Statistical Analysis
Variables used in analyses included baseline serum IGF-1, IGFBP-3, IGF-1:IGFBP-3 ratio; age at randomization; height, weight, and body mass index (BMI, kg/m2); smoking history (years smoked, cigarettes smoked/day, and pack-years); urban living; education; medical history of gallstones, pancreatitis, peptic and duodenal ulcers, and diabetes mellitus; occupational and leisure activity; intervention group; and dietary energy, energy-adjusted carbohydrate, fat, saturated fat, carbohydrate, starch, free sugars, sucrose, protein (total, animal, milk, and vegetable), zinc, calcium and folate intake; and alcohol consumption. Case versus control comparisons for continuous variables were performed using the Wilcoxon rank sum test. Categorical variables were contrasted using asymptotic χ2 tests. Generalized linear models adjusted for age as a continuous variable were used to estimate means and 95% confidence intervals (CIs) of the cohort characteristics among the controls by quintile of IGF-1 for continuous variables to help identify potential confounders. Because disease history variables were proportions, logistic regression was used to estimate age-adjusted proportions and 95% CIs by quintile of IGF-1. Quintiles were used instead of tertiles for these descriptive analyses to better describe the population. A test for trend was performed for each characteristic across the IGF-1 quintiles using contrast coefficients (e.g., the five categories used −2, −1, 0, 1, 2 contrast coefficients).

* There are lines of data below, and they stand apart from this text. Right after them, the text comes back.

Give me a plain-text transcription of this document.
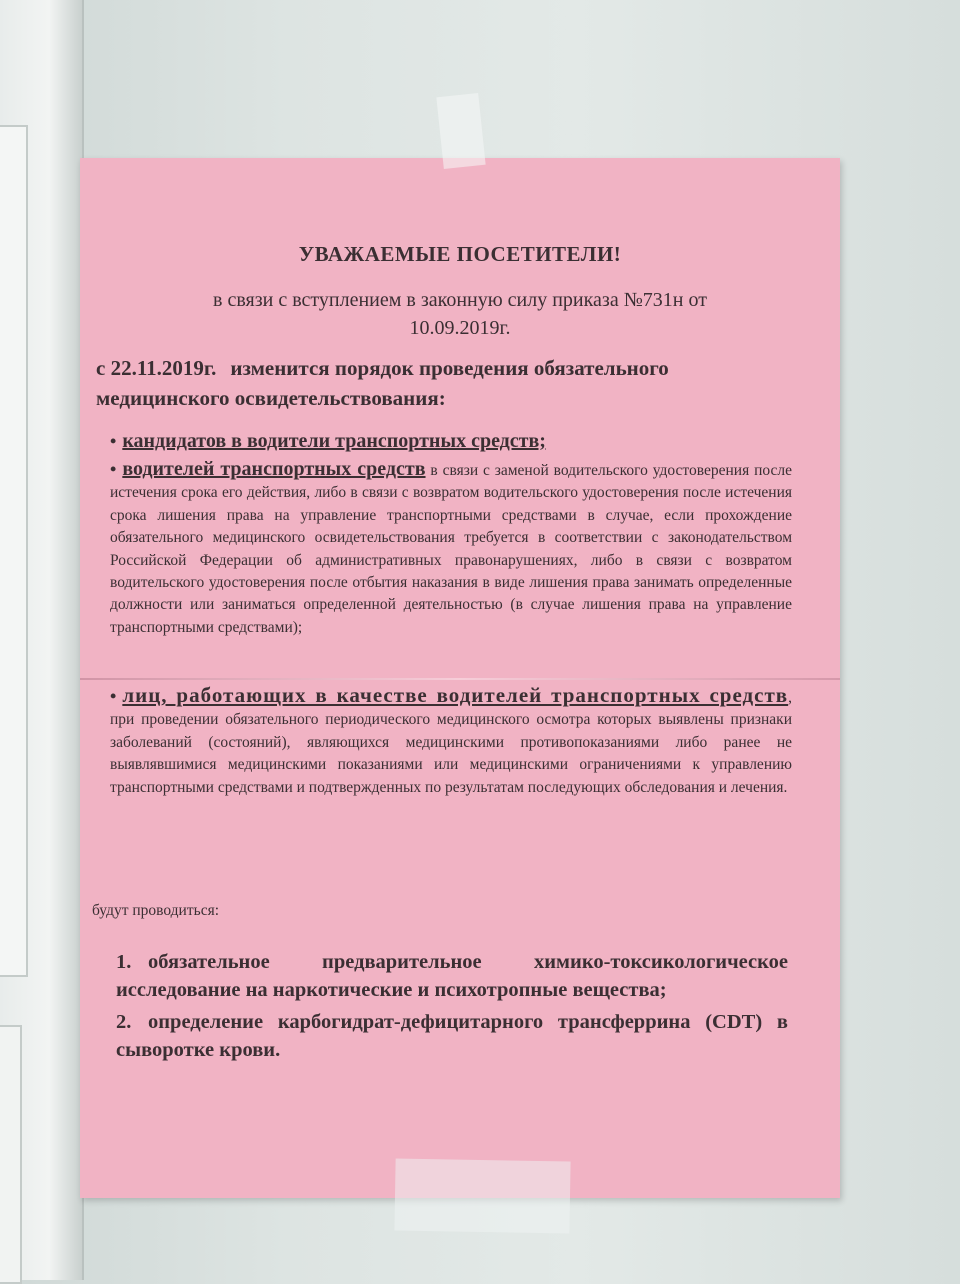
УВАЖАЕМЫЕ ПОСЕТИТЕЛИ!
в связи с вступлением в законную силу приказа №731н от
10.09.2019г.
с 22.11.2019г. изменится порядок проведения обязательного медицинского освидетельствования:
• кандидатов в водители транспортных средств;
• водителей транспортных средств в связи с заменой водительского удостоверения после истечения срока его действия, либо в связи с возвратом водительского удостоверения после истечения срока лишения права на управление транспортными средствами в случае, если прохождение обязательного медицинского освидетельствования требуется в соответствии с законодательством Российской Федерации об административных правонарушениях, либо в связи с возвратом водительского удостоверения после отбытия наказания в виде лишения права занимать определенные должности или заниматься определенной деятельностью (в случае лишения права на управление транспортными средствами);
• лиц, работающих в качестве водителей транспортных средств, при проведении обязательного периодического медицинского осмотра которых выявлены признаки заболеваний (состояний), являющихся медицинскими противопоказаниями либо ранее не выявлявшимися медицинскими показаниями или медицинскими ограничениями к управлению транспортными средствами и подтвержденных по результатам последующих обследования и лечения.
будут проводиться:
1. обязательное предварительное химико-токсикологическое исследование на наркотические и психотропные вещества;
2. определение карбогидрат-дефицитарного трансферрина (CDT) в сыворотке крови.
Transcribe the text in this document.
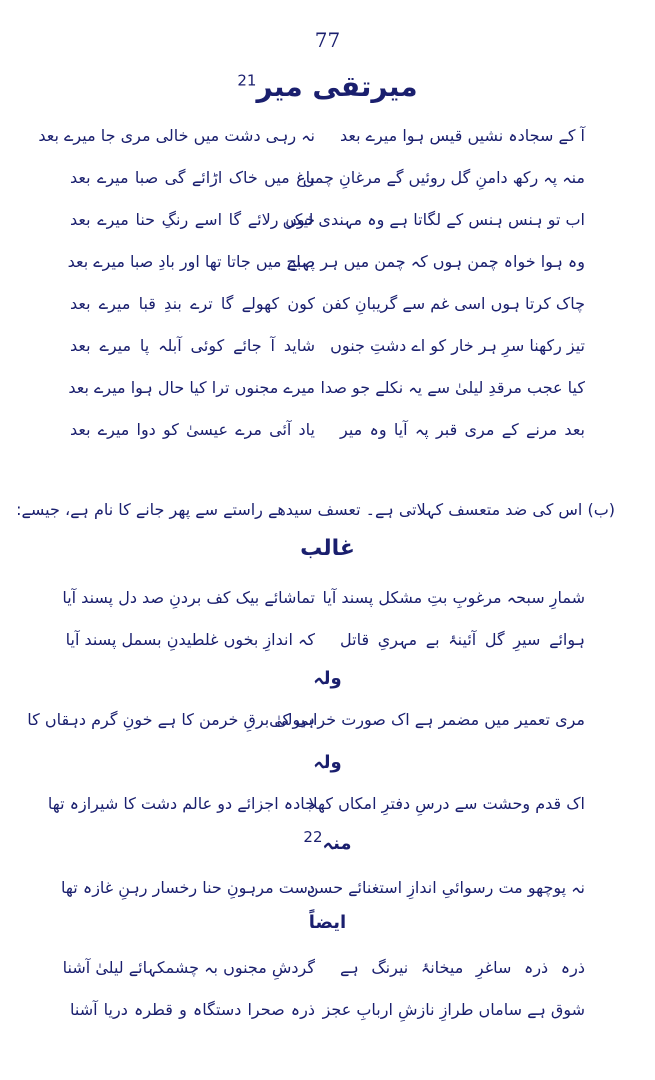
77
میرتقی میر$^{21}$
آ کے سجادہ نشیں قیس ہوا میرے بعد
نہ رہی دشت میں خالی مری جا میرے بعد
منہ پہ رکھ دامنِ گل روئیں گے مرغانِ چمن
باغ میں خاک اڑائے گی صبا میرے بعد
اب تو ہنس ہنس کے لگاتا ہے وہ مہندی لیکن
خوں رلائے گا اسے رنگِ حنا میرے بعد
وہ ہوا خواہ چمن ہوں کہ چمن میں ہر صبح
پہلے میں جاتا تھا اور بادِ صبا میرے بعد
چاک کرتا ہوں اسی غم سے گریبانِ کفن
کون کھولے گا ترے بندِ قبا میرے بعد
تیز رکھنا سرِ ہر خار کو اے دشتِ جنوں
شاید آ جائے کوئی آبلہ پا میرے بعد
کیا عجب مرقدِ لیلیٰ سے یہ نکلے جو صدا
میرے مجنوں ترا کیا حال ہوا میرے بعد
بعد مرنے کے مری قبر پہ آیا وہ میر
یاد آئی مرے عیسیٰ کو دوا میرے بعد
(ب) اس کی ضد متعسف کہلاتی ہے۔ تعسف سیدھے راستے سے پھر جانے کا نام ہے، جیسے:
غالب
شمارِ سبحہ مرغوبِ بتِ مشکل پسند آیا
تماشائے بیک کف بردنِ صد دل پسند آیا
ہوائے سیرِ گل آئینۂ بے مہریِ قاتل
کہ اندازِ بخوں غلطیدنِ بسمل پسند آیا
ولہ
مری تعمیر میں مضمر ہے اک صورت خرابی کی
ہیولیٰ برقِ خرمن کا ہے خونِ گرم دہقاں کا
ولہ
اک قدم وحشت سے درسِ دفترِ امکاں کھلا
جادہ اجزائے دو عالم دشت کا شیرازہ تھا
منہ$^{22}$
نہ پوچھو مت رسوائیِ اندازِ استغنائے حسن
دست مرہونِ حنا رخسار رہنِ غازہ تھا
ایضاً
ذرہ ذرہ ساغرِ میخانۂ نیرنگ ہے
گردشِ مجنوں بہ چشمکہائے لیلیٰ آشنا
شوق ہے ساماں طرازِ نازشِ اربابِ عجز
ذرہ صحرا دستگاہ و قطرہ دریا آشنا
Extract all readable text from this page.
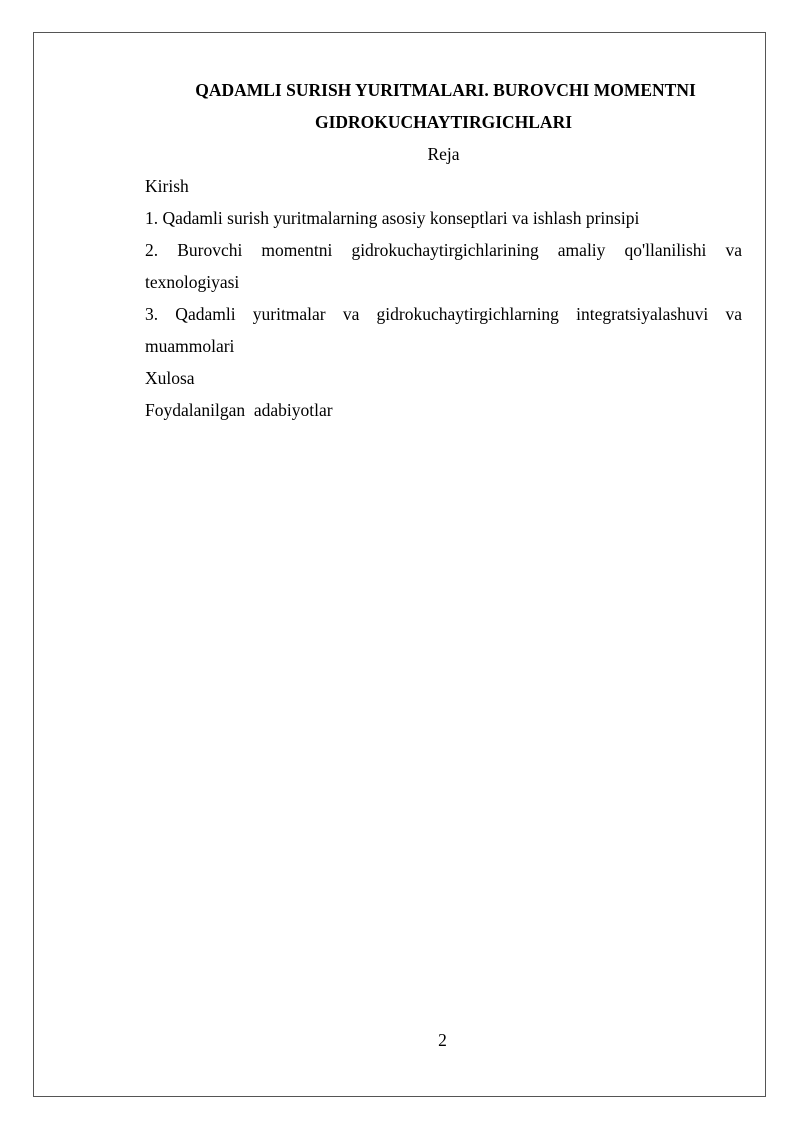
QADAMLI SURISH YURITMALARI. BUROVCHI MOMENTNI
GIDROKUCHAYTIRGICHLARI

Reja

Kirish
1. Qadamli surish yuritmalarning asosiy konseptlari va ishlash prinsipi
2. Burovchi momentni gidrokuchaytirgichlarining amaliy qo'llanilishi va texnologiyasi
3. Qadamli yuritmalar va gidrokuchaytirgichlarning integratsiyalashuvi va muammolari
Xulosa
Foydalanilgan  adabiyotlar
2
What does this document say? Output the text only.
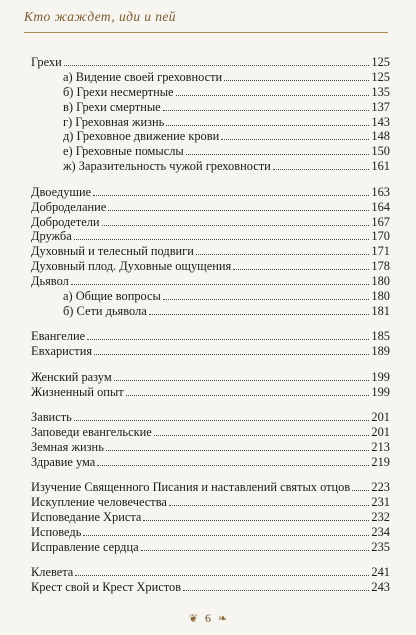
Кто жаждет, иди и пей
Грехи	125
а) Видение своей греховности	125
б) Грехи несмертные	135
в) Грехи смертные	137
г) Греховная жизнь	143
д) Греховное движение крови	148
е) Греховные помыслы	150
ж) Заразительность чужой греховности	161
Двоедушие	163
Доброделание	164
Добродетели	167
Дружба	170
Духовный и телесный подвиги	171
Духовный плод. Духовные ощущения	178
Дьявол	180
а) Общие вопросы	180
б) Сети дьявола	181
Евангелие	185
Евхаристия	189
Женский разум	199
Жизненный опыт	199
Зависть	201
Заповеди евангельские	201
Земная жизнь	213
Здравие ума	219
Изучение Священного Писания и наставлений святых отцов 223
Искупление человечества	231
Исповедание Христа	232
Исповедь	234
Исправление сердца	235
Клевета	241
Крест свой и Крест Христов	243
❦ 6 ❧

We estimated odds ratios (ORs) and 95% CI using logistic regression models. Variables were categorized based on the distribution of the controls for the analysis. Risk estimates for the serum factors were based on tertiles because this approach gave the most stable estimates. Trends for the categorical variables were tested by calculating a score variable based on the median values of each category. Multivariable models were developed for serum IGF-1, IGFBP-3, and IGF-1:IGFBP-3 molar ratio by individually adding covariates into the models. All multivariable models included continuous variables for age and years smoked and other variables were included in the final model if they were associated with both the risk factor and the disease, changed the risk estimate greater than or equal to 10%, had a P value less than or equal to 0.20 in the full model, and/or increased the precision of the risk estimate. We also examined effect modification of IGF-1, IGFBP-3, and IGF-1:IGFBP-3 ratio by BMI, height, weight, smoking dose (number of cigarettes smoked/day, years smoked, and pack-years), age, energy, energy-adjusted protein, and alcohol intake. Effect modification was examined and tested through cross product terms using categorical trend variables in multivariable models and stratified analyses.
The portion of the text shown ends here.